India Withdraws a Proposed Law on Data Protection
The Indian government on Wednesday unexpectedly withdrew a proposed bill on data protection that a panel of lawmakers had been laboring over for more than two years, saying it was working on a new law.
The abandoned legislation, Personal Data Protection Bill, 2019, would have required internet companies like Meta and Google to get specific permission for most uses of a person’s data, and would have eased the process of asking for such personal data to be erased. Countries worldwide have been adopting such steps, including in Europe with the General Data Protection Regulation.
But privacy advocates and some lawmakers complained that the bill would have given the government excessively broad powers over personal data, while exempting law enforcement agencies and public entities from the law’s provisions, ostensibly for national security reasons.
Salman Waris, a lawyer at TechLegis in New Delhi who specializes in international technology law, said the bill was “a bad draft from the inception,” because it gave the government broad powers to store, use and control the large amounts of data it gathers on its citizens, including fingerprints and iris scans.
In a note to the parliamentary panel last year, Manish Tewari, an opposition politician from the Indian National Congress party, said the bill created “two parallel universes — one for the private sector where it would apply with full rigor and one for the government where it is riddled with exemptions.”
Tech companies were also wary, concerned that the proposed legislation was going to increase their compliance burden and data storage requirements.
The law, which included a rule that tech firms store certain sensitive data about users in India only within the country, would have presented new challenges for global tech giants looking to expand their services in India, the world’s second-largest internet market after China, with more than half a billion Indians online.
In recent years, Prime Minister Narendra Modi of India and his governing Bharatiya Janata Party have taken a series of steps to rein in tech companies — including by extending the government’s powers of censorship over social media. Such rules allow the authorities to demand that posts or accounts critical of them be hidden from users in India, as with a recent case involving Twitter. WhatsApp has been told that it would be required to make some private messages “traceable” to government agencies if the government believed they involved issues of national security.
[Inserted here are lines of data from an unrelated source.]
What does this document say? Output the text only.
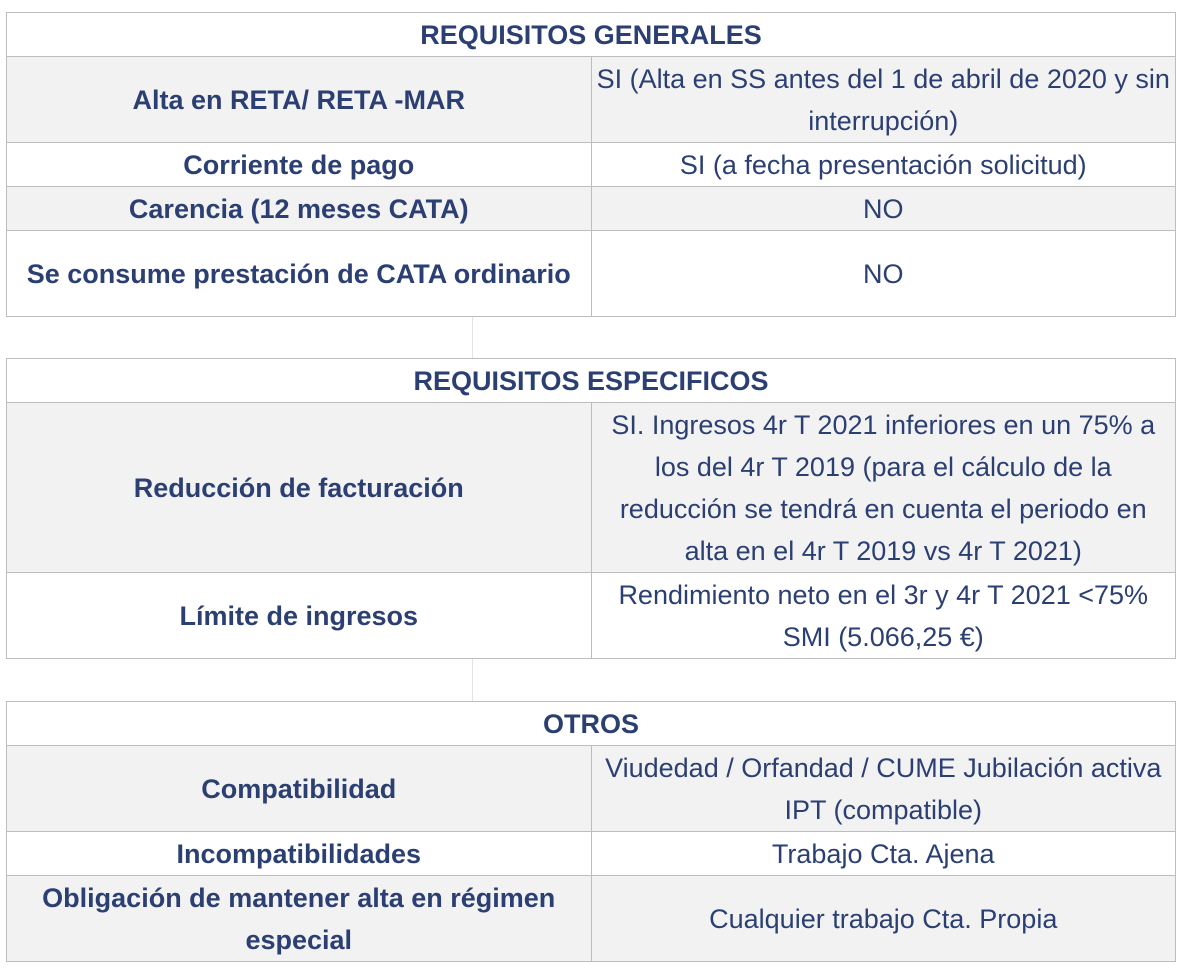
REQUISITOS GENERALES	
Alta en RETA/ RETA -MAR	SI (Alta en SS antes del 1 de abril de 2020 y sin interrupción)
Corriente de pago	SI (a fecha presentación solicitud)
Carencia (12 meses CATA)	NO
Se consume prestación de CATA ordinario	NO
REQUISITOS ESPECIFICOS	
Reducción de facturación	SI. Ingresos 4r T 2021 inferiores en un 75% a los del 4r T 2019 (para el cálculo de la reducción se tendrá en cuenta el periodo en alta en el 4r T 2019 vs 4r T 2021)
Límite de ingresos	Rendimiento neto en el 3r y 4r T 2021 <75% SMI (5.066,25 €)
OTROS	
Compatibilidad	Viudedad / Orfandad / CUME Jubilación activa IPT (compatible)
Incompatibilidades	Trabajo Cta. Ajena
Obligación de mantener alta en régimen especial	Cualquier trabajo Cta. Propia
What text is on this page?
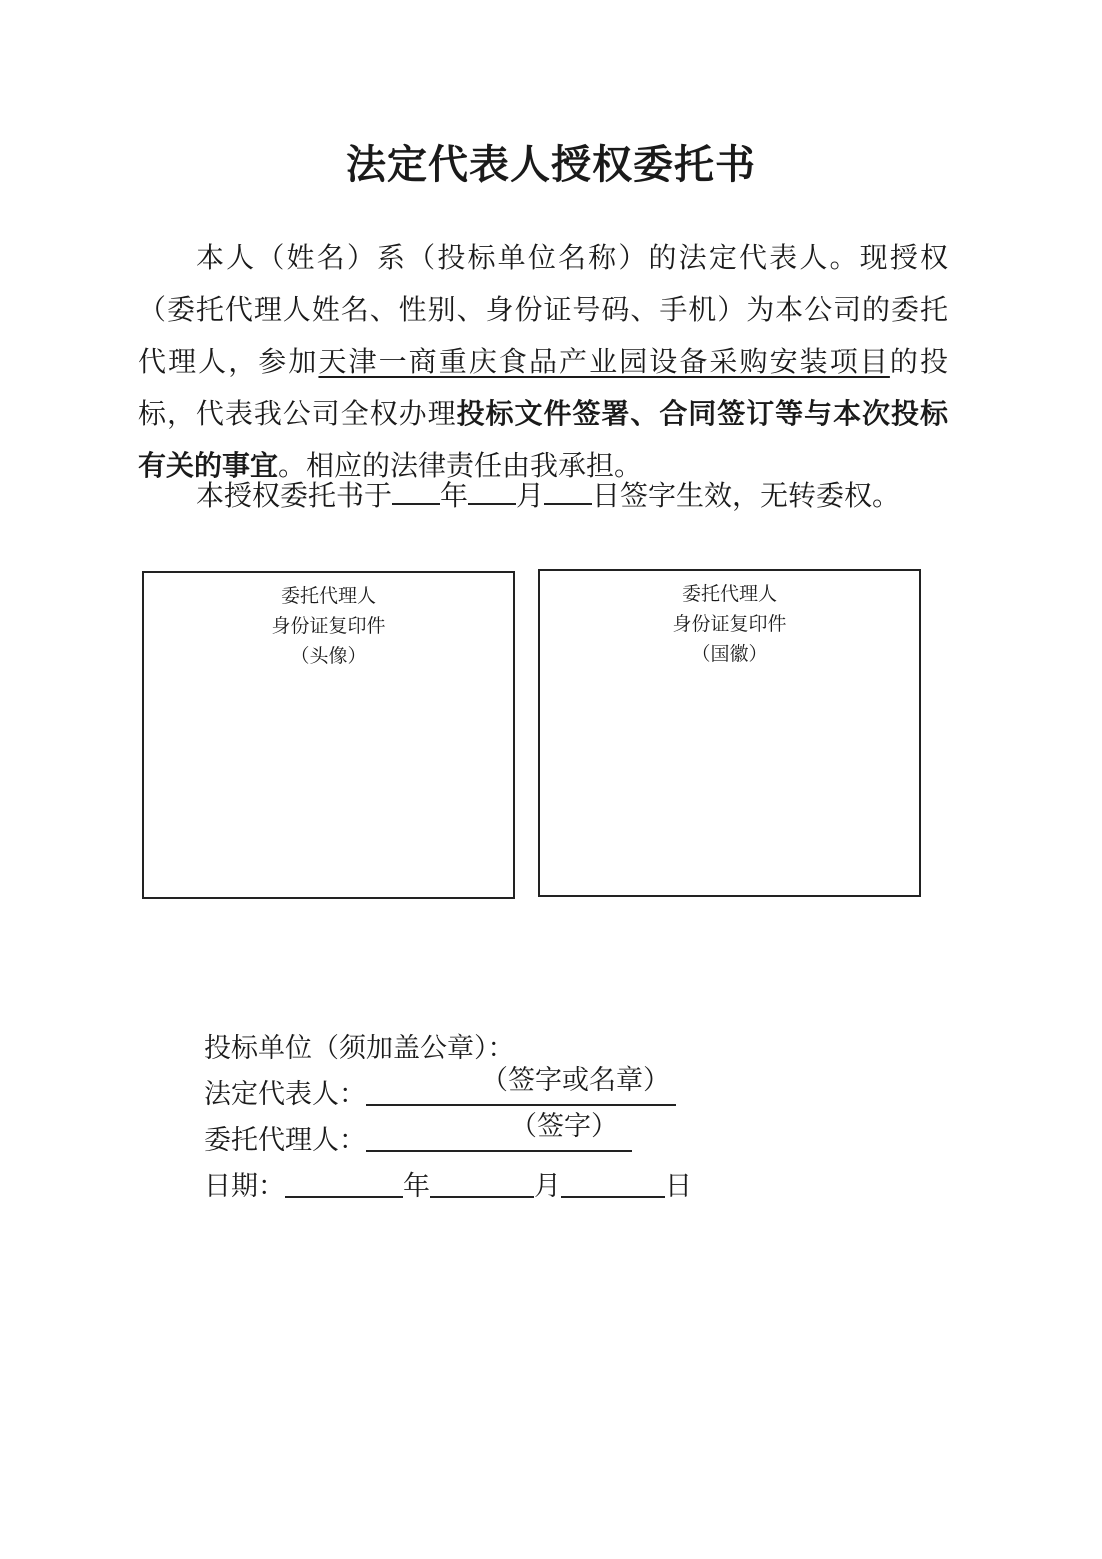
法定代表人授权委托书
本人（姓名）系（投标单位名称）的法定代表人。现授权（委托代理人姓名、性别、身份证号码、手机）为本公司的委托代理人，参加天津一商重庆食品产业园设备采购安装项目的投标，代表我公司全权办理投标文件签署、合同签订等与本次投标有关的事宜。相应的法律责任由我承担。
本授权委托书于 年 月 日签字生效，无转委权。
委托代理人
身份证复印件
（头像）
委托代理人
身份证复印件
（国徽）
投标单位（须加盖公章）：
法定代表人：	（签字或名章）
委托代理人：	（签字）
日期：	年	月	日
Yet a number of lawyers and experts say that rules to safeguard the privacy of citizens online and hold companies responsible for misusing or leaking users’ personal data are badly needed. The abrupt withdrawal of the bill, by a government that seldom bends to political opposition, came as a surprise to many Indians.
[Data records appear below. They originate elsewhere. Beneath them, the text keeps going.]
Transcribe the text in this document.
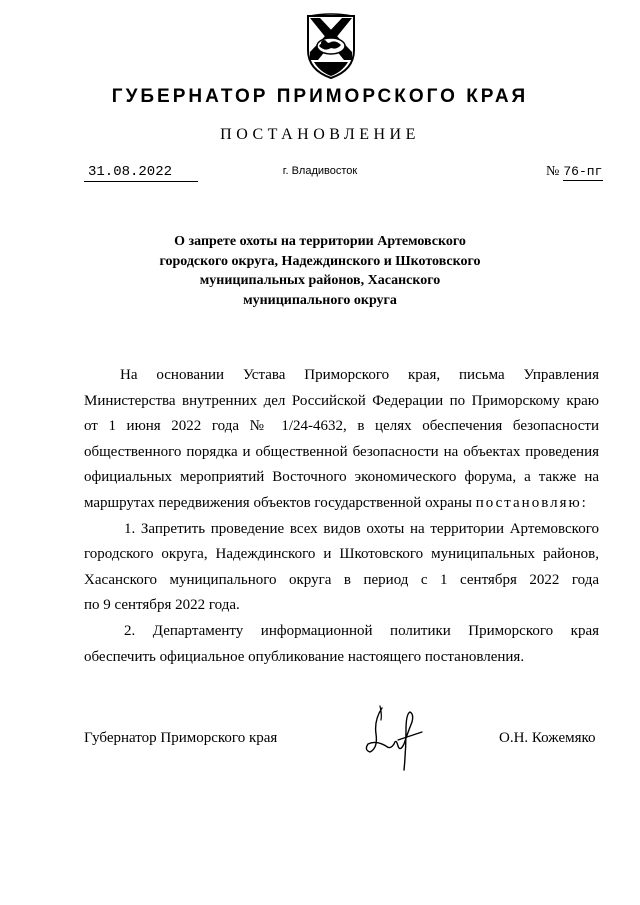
ГУБЕРНАТОР ПРИМОРСКОГО КРАЯ
ПОСТАНОВЛЕНИЕ
31.08.2022	г. Владивосток	№ 76-пг
О запрете охоты на территории Артемовского
городского округа, Надеждинского и Шкотовского
муниципальных районов, Хасанского
муниципального округа
На основании Устава Приморского края, письма Управления
Министерства внутренних дел Российской Федерации по Приморскому краю
от 1 июня 2022 года № 1/24-4632, в целях обеспечения безопасности
общественного порядка и общественной безопасности на объектах проведения
официальных мероприятий Восточного экономического форума, а также на
маршрутах передвижения объектов государственной охраны постановляю:
1. Запретить проведение всех видов охоты на территории Артемовского
городского округа, Надеждинского и Шкотовского муниципальных районов,
Хасанского муниципального округа в период с 1 сентября 2022 года
по 9 сентября 2022 года.
2. Департаменту информационной политики Приморского края
обеспечить официальное опубликование настоящего постановления.
Губернатор Приморского края	О.Н. Кожемяко
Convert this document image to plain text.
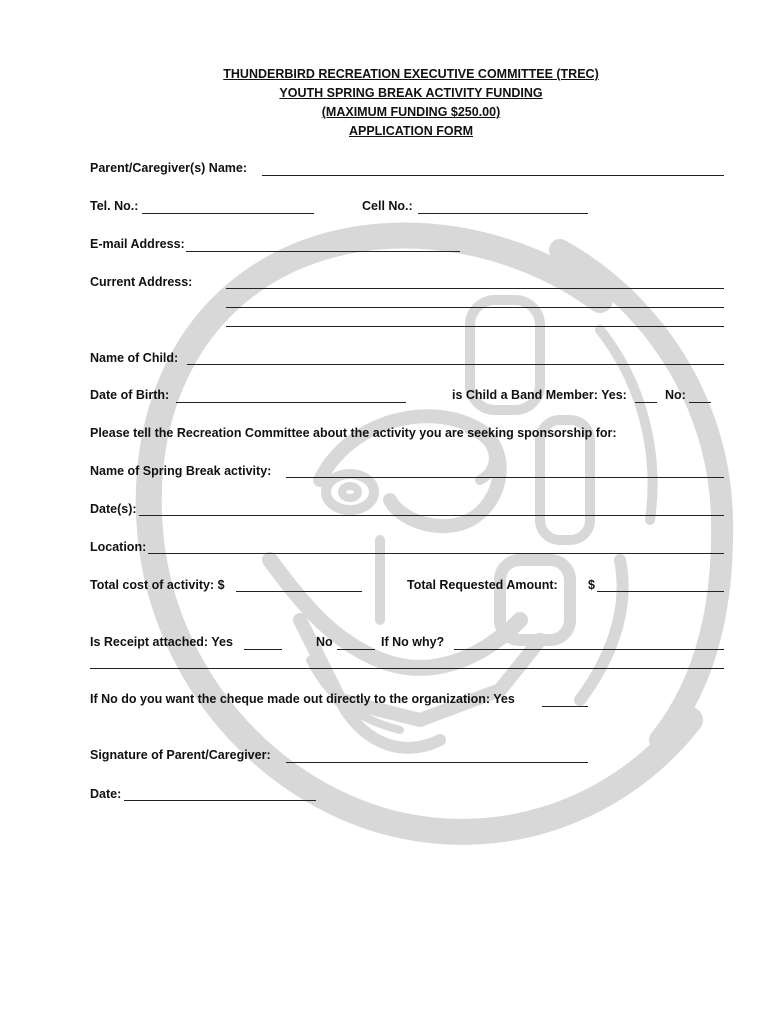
THUNDERBIRD RECREATION EXECUTIVE COMMITTEE (TREC)
YOUTH SPRING BREAK ACTIVITY FUNDING
(MAXIMUM FUNDING $250.00)
APPLICATION FORM
Parent/Caregiver(s) Name:
Tel. No.:	Cell No.:
E-mail Address:
Current Address:
Name of Child:
Date of Birth:	is Child a Band Member: Yes:	No:
Please tell the Recreation Committee about the activity you are seeking sponsorship for:
Name of Spring Break activity:
Date(s):
Location:
Total cost of activity: $	Total Requested Amount: $
Is Receipt attached: Yes	No	If No why?
If No do you want the cheque made out directly to the organization: Yes
Signature of Parent/Caregiver:
Date:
“It’s not about getting a perfect law, but a law at this point,” said Apar Gupta, the executive director of the Internet Freedom Foundation, a digital rights group based in New Delhi. “Each day lost causes more injury and harm.”
The government’s explanation for withdrawing the bill was that it had grown too complicated in the time that a panel of lawmakers had been working on it. The committee set by the government “recommended 81 amendments in a bill of 99 sections,” Ashwini Vaishnaw, a minister for information technology, wrote on Twitter. “The bill has been withdrawn and a new bill will be presented for public consultation.”
India, the world’s fastest-growing market for new internet users, has seen an explosion of personal data as millions of new users came online and started using hundreds of free and paid apps that store the data.
The country’s push to better protect its data extends beyond the scope of the data protection bill. For instance, India has required credit card issuers and payment processors to store data on local transactions inside the country.
India has resisted the arguments of financial companies that say that setting up local data processing increased costs significantly and could set a precedent for other countries to do the same, as well as potentially affect their fraud monitoring.
In addition to its demand to store data locally, the country’s central bank last year ordered all companies to purge debit and credit card details beginning in 2022 to protect customers from being charged against their will.
That move caused frustration for businesses and customers alike, many of whom either had their transactions declined or had to key in their details once again.